David Nakamura and Zachary A. Goldfarb wrote a good piece in The Post today titled "Obama public relations effort aims to avoid 'fiscal cliff'." Actually, the president is on a PR tour to avoid dealing with the issue and to place blame on Republicans when we do go over the cliff.
The White House is nothing if not forthright. Yesterday, White House spokesman Jay Carney said, "I don't think there is a lot of faith that a bunch of people sitting around a table are going to solve problems on behalf of the American people." Well, he's right if one of those people is President Obama. The president doesn't have the desire or the skills to solve the problem by sitting down with other government leaders.

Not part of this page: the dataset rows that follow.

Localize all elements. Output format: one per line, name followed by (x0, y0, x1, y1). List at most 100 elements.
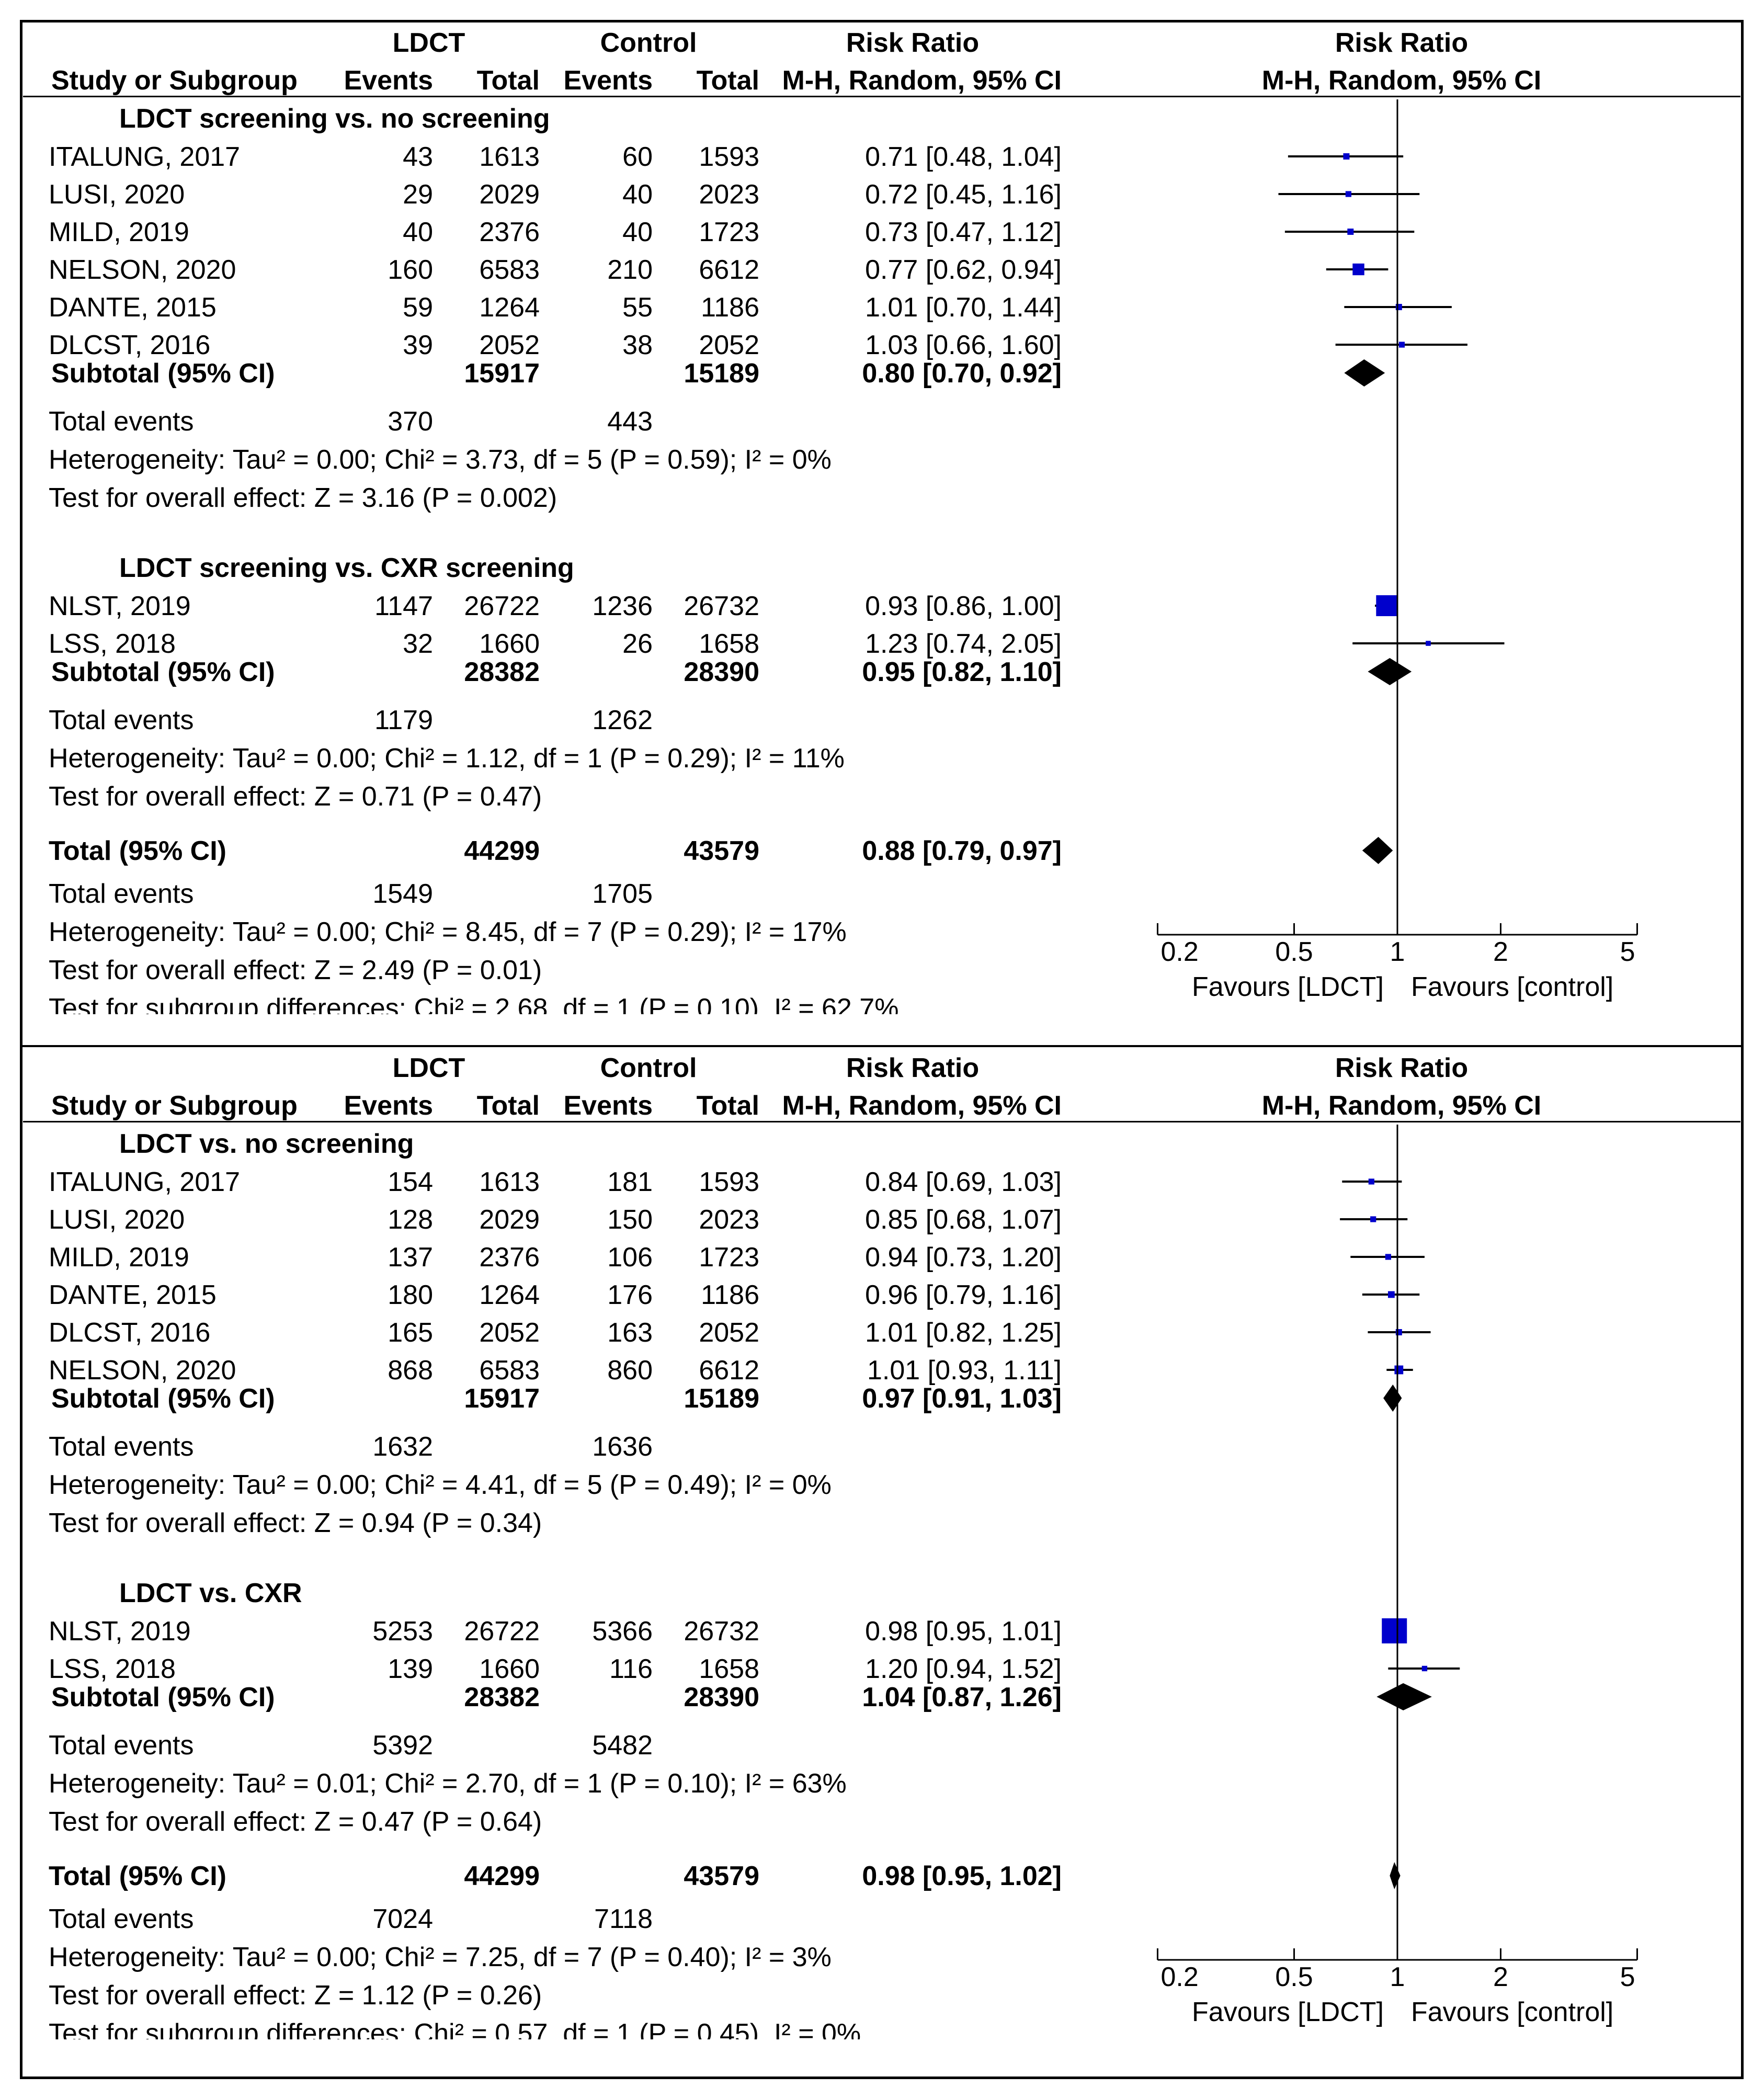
study-name: ITALUNG, 2017 (49, 1167, 241, 1197)
study-name: DLCST, 2016 (49, 330, 211, 360)
study-risk-ratio-ci: 0.73 [0.47, 1.12] (865, 217, 1062, 247)
subtotal-ldct-total: 15917 (464, 358, 540, 389)
x-axis-tick-label: 5 (1620, 937, 1635, 967)
overall-total-events-control: 1705 (592, 879, 653, 909)
study-control-total: 26732 (684, 1616, 759, 1647)
overall-total-events-ldct: 1549 (372, 879, 433, 909)
favours-control-label: Favours [control] (1411, 972, 1614, 1002)
header-rule (23, 96, 1740, 97)
subgroup-differences-text: Test for subgroup differences: Chi² = 0.… (49, 2018, 861, 2039)
total-diamond (1390, 1862, 1401, 1889)
study-control-events: 860 (607, 1355, 653, 1386)
header-ldct-events: Events (344, 1091, 433, 1121)
total-control-total: 43579 (684, 836, 759, 866)
study-risk-ratio-ci: 1.01 [0.70, 1.44] (865, 292, 1062, 323)
total-ldct-total: 44299 (464, 836, 540, 866)
study-ldct-total: 2376 (479, 217, 540, 247)
header-method-right: M-H, Random, 95% CI (1261, 65, 1542, 96)
study-name: DANTE, 2015 (49, 1280, 217, 1310)
study-ldct-events: 32 (403, 629, 433, 659)
study-ldct-total: 2376 (479, 1242, 540, 1273)
study-risk-ratio-ci: 0.96 [0.79, 1.16] (865, 1280, 1062, 1310)
subtotal-diamond (1383, 1385, 1402, 1412)
x-axis-tick-label: 2 (1493, 937, 1508, 967)
header-control-events: Events (563, 1091, 653, 1121)
study-control-total: 1186 (701, 292, 759, 323)
study-ldct-events: 180 (388, 1280, 433, 1310)
study-ldct-events: 165 (388, 1318, 433, 1348)
subtotal-risk-ratio-ci: 0.95 [0.82, 1.10] (862, 657, 1062, 687)
study-ldct-events: 40 (403, 217, 433, 247)
study-name: LUSI, 2020 (49, 179, 185, 210)
study-point-estimate-marker (1387, 1291, 1395, 1298)
study-risk-ratio-ci: 1.23 [0.74, 2.05] (865, 629, 1062, 659)
overall-effect-total-text: Test for overall effect: Z = 2.49 (P = 0… (49, 955, 542, 985)
study-point-estimate-marker (1347, 229, 1354, 235)
study-control-total: 1658 (699, 1654, 759, 1684)
study-control-total: 6612 (699, 255, 759, 285)
study-control-total: 1723 (699, 217, 759, 247)
subtotal-control-total: 15189 (684, 358, 759, 389)
study-point-estimate-marker (1343, 153, 1350, 160)
subtotal-ldct-total: 28382 (464, 657, 540, 687)
study-control-events: 163 (607, 1318, 653, 1348)
x-axis-tick-label: 0.2 (1160, 1962, 1198, 1992)
study-ldct-events: 139 (388, 1654, 433, 1684)
total-control-total: 43579 (684, 1861, 759, 1891)
subtotal-label: Subtotal (95% CI) (51, 358, 275, 389)
header-method-left: M-H, Random, 95% CI (782, 1091, 1062, 1121)
overall-heterogeneity-text: Heterogeneity: Tau² = 0.00; Chi² = 7.25,… (49, 1942, 832, 1972)
study-point-estimate-marker (1385, 1254, 1391, 1260)
overall-effect-text: Test for overall effect: Z = 0.94 (P = 0… (49, 1508, 542, 1538)
study-control-events: 1236 (592, 591, 653, 621)
overall-total-events-label: Total events (49, 1904, 194, 1934)
subtotal-label: Subtotal (95% CI) (51, 1682, 275, 1712)
study-ldct-events: 160 (388, 255, 433, 285)
study-ldct-events: 5253 (372, 1616, 433, 1647)
favours-ldct-label: Favours [LDCT] (1192, 1997, 1384, 2027)
study-ldct-total: 26722 (464, 1616, 540, 1647)
study-name: DANTE, 2015 (49, 292, 217, 323)
total-diamond (1362, 837, 1393, 864)
overall-effect-text: Test for overall effect: Z = 0.71 (P = 0… (49, 781, 542, 812)
subtotal-control-total: 15189 (684, 1383, 759, 1414)
study-risk-ratio-ci: 1.20 [0.94, 1.52] (865, 1654, 1062, 1684)
heterogeneity-text: Heterogeneity: Tau² = 0.00; Chi² = 4.41,… (49, 1470, 832, 1500)
heterogeneity-text: Heterogeneity: Tau² = 0.00; Chi² = 1.12,… (49, 743, 845, 774)
total-events-label: Total events (49, 705, 194, 735)
study-control-events: 181 (607, 1167, 653, 1197)
x-axis-tick-label: 1 (1390, 1962, 1405, 1992)
header-group-control: Control (600, 28, 697, 58)
study-point-estimate-marker (1376, 595, 1397, 616)
total-events-ldct: 370 (388, 406, 433, 437)
subtotal-diamond (1368, 658, 1412, 685)
study-risk-ratio-ci: 0.94 [0.73, 1.20] (865, 1242, 1062, 1273)
header-control-total: Total (696, 1091, 759, 1121)
x-axis-tick-label: 5 (1620, 1962, 1635, 1992)
study-risk-ratio-ci: 0.85 [0.68, 1.07] (865, 1205, 1062, 1235)
study-point-estimate-marker (1345, 191, 1352, 197)
header-study-or-subgroup: Study or Subgroup (51, 65, 298, 96)
x-axis-tick-label: 2 (1493, 1962, 1508, 1992)
study-name: LUSI, 2020 (49, 1205, 185, 1235)
panel-separator (20, 1045, 1744, 1047)
header-study-or-subgroup: Study or Subgroup (51, 1091, 298, 1121)
study-ldct-total: 1660 (479, 1654, 540, 1684)
study-ldct-total: 6583 (479, 255, 540, 285)
study-risk-ratio-ci: 0.71 [0.48, 1.04] (865, 142, 1062, 172)
total-events-ldct: 5392 (372, 1730, 433, 1761)
study-name: ITALUNG, 2017 (49, 142, 241, 172)
study-name: NLST, 2019 (49, 1616, 191, 1647)
total-events-control: 1636 (592, 1432, 653, 1462)
study-name: NELSON, 2020 (49, 255, 236, 285)
study-control-total: 1186 (701, 1280, 759, 1310)
header-control-events: Events (563, 65, 653, 96)
subtotal-control-total: 28390 (684, 657, 759, 687)
study-control-total: 1593 (699, 1167, 759, 1197)
study-control-total: 6612 (699, 1355, 759, 1386)
subtotal-risk-ratio-ci: 0.97 [0.91, 1.03] (862, 1383, 1062, 1414)
total-events-control: 443 (607, 406, 653, 437)
total-label: Total (95% CI) (49, 1861, 226, 1891)
study-ldct-events: 39 (403, 330, 433, 360)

The president's campaign/PR strategy makes sense. The president then has a role to play; on the stump he can taunt Republicans with slogans and shallow rhetoric and not much else. He has not developed enough of a mastery of the details to engage with Congress over the federal budget or economic issues.
The president doesn't really know the leaders of Congress, and he doesn't appear to like them much either. He believes he is the smartest person in any room and there is no point in sitting with his more-limited counterparts. They might actually expose his lack of concern and insincerity, or the Democrats' ambivalence about going over the cliff. The administration's plan to rattle around in public, lamenting the failures and biases of Republicans, will get a lot of reinforcement from the media. And the president will receive plenty of pats on the back when he frowns in faux sadness after we go over the cliff. All this is meant to hide the real reason Washington could very well end up doing nothing; the Democrats will not restrain the growth of entitlement spending. It doesn't fit with their idea of promoting a dependent society and protecting their power by doling out money to those that keep them in office.

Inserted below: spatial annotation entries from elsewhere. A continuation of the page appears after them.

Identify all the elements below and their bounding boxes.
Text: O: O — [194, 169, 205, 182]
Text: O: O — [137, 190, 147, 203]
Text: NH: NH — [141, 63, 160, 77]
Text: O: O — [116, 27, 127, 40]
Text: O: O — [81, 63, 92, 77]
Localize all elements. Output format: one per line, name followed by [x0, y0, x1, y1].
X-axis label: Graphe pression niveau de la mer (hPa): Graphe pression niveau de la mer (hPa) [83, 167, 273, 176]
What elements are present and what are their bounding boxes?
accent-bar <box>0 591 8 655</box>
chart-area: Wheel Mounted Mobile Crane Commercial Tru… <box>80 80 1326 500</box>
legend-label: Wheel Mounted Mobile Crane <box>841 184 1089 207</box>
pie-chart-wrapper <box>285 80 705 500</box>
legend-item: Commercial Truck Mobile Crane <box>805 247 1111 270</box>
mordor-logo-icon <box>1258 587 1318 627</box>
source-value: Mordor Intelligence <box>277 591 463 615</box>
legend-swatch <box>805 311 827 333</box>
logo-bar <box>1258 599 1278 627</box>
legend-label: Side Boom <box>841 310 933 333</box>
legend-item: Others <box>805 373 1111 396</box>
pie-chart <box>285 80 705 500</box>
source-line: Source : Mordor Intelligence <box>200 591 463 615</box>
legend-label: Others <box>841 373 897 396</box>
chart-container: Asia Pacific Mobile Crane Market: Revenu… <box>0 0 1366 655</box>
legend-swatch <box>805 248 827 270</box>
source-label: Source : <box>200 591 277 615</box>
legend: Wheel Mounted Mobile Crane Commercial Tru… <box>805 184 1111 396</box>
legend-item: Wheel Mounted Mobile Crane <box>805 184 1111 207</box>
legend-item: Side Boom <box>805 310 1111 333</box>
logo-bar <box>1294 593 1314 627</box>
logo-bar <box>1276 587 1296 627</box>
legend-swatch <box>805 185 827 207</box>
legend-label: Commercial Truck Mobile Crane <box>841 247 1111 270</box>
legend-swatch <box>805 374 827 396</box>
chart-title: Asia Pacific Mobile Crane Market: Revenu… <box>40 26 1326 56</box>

There isn't even much news coverage about limiting spending — it's all about Republicans and taxes. The idea of spending restraints on entitlements isn't really part of the debate in the media, not even in the story referenced above.
This is beginning to feel like President Clinton's drubbing of House Speaker Newt Gingrich in the battle over spending that led to the government shutdowns and a debacle for Republicans in late 1995 and into 1996. As long as the story is about Republicans and taxes and the public is led to believe our problems will be solved if we just raise taxes, then Obama has a big advantage. His PR plan to avoid having to agree to any spending restraints and to blame the GOP for protecting the rich could be effective, but it won't save us from a potentially devastating recession.